Efficiency scaling of non-coherent upconversion

TL;DR

This paper develops a 1D model to understand how physical processes like diffusion and decay affect the efficiency of non-coherent light upconversion, providing scaling laws to optimize material design.

Contribution

It introduces a theoretical model that reveals how the ratio of molecular species and physical parameters influence upconversion efficiency, guiding experimental material optimization.

Findings

Optimal molecular ratio depends on diffusion and decay rates.

Scaling laws relate maximum efficiency to physical process rates.

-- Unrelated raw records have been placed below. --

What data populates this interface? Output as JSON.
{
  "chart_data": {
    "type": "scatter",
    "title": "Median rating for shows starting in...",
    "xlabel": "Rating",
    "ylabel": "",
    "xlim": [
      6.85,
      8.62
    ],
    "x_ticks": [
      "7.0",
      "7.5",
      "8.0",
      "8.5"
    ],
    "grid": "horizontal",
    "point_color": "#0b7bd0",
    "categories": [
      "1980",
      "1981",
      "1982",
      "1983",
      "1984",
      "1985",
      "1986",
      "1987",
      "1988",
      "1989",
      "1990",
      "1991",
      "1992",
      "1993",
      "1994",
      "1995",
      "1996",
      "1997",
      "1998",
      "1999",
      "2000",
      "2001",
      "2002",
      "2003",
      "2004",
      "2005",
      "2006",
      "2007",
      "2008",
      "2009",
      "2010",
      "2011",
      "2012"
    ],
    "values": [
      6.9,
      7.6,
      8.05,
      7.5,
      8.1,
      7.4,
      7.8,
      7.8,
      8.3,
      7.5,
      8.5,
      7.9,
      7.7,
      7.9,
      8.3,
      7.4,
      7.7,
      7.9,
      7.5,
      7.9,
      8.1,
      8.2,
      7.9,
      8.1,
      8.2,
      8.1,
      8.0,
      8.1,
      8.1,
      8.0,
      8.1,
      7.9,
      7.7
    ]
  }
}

Model suggests pathways to enhance upconversion in materials.

Abstract

A very promising approach to obtain efficient upconversion of light is the use of triplet-triplet annihilation of excitations in molecular systems. In real materials, besides upconversion, many other physical processes take place - fluorescence, non-radiative decay, annihilation, diffusion - and compete with upconversion. The main objective of this work is to design a proof of principle model that can be used to shed light on the relevance of the interaction between the different physical processes that take part in these kinds of systems. Ultimately, we want to establish general principles that may guide experimentalists toward the design of materials with maximum efficiency. Here we show, in a 1D model system, that even in the presence of these processes upconversion can be optimized by varying the ratio between the two molecular species present in this kind of materials. We derive scaling laws for this ratio and for the maximum efficiency of upconversion, as a function of the diffusion rate J, as well as of the creation and of the decay rate of the excitations.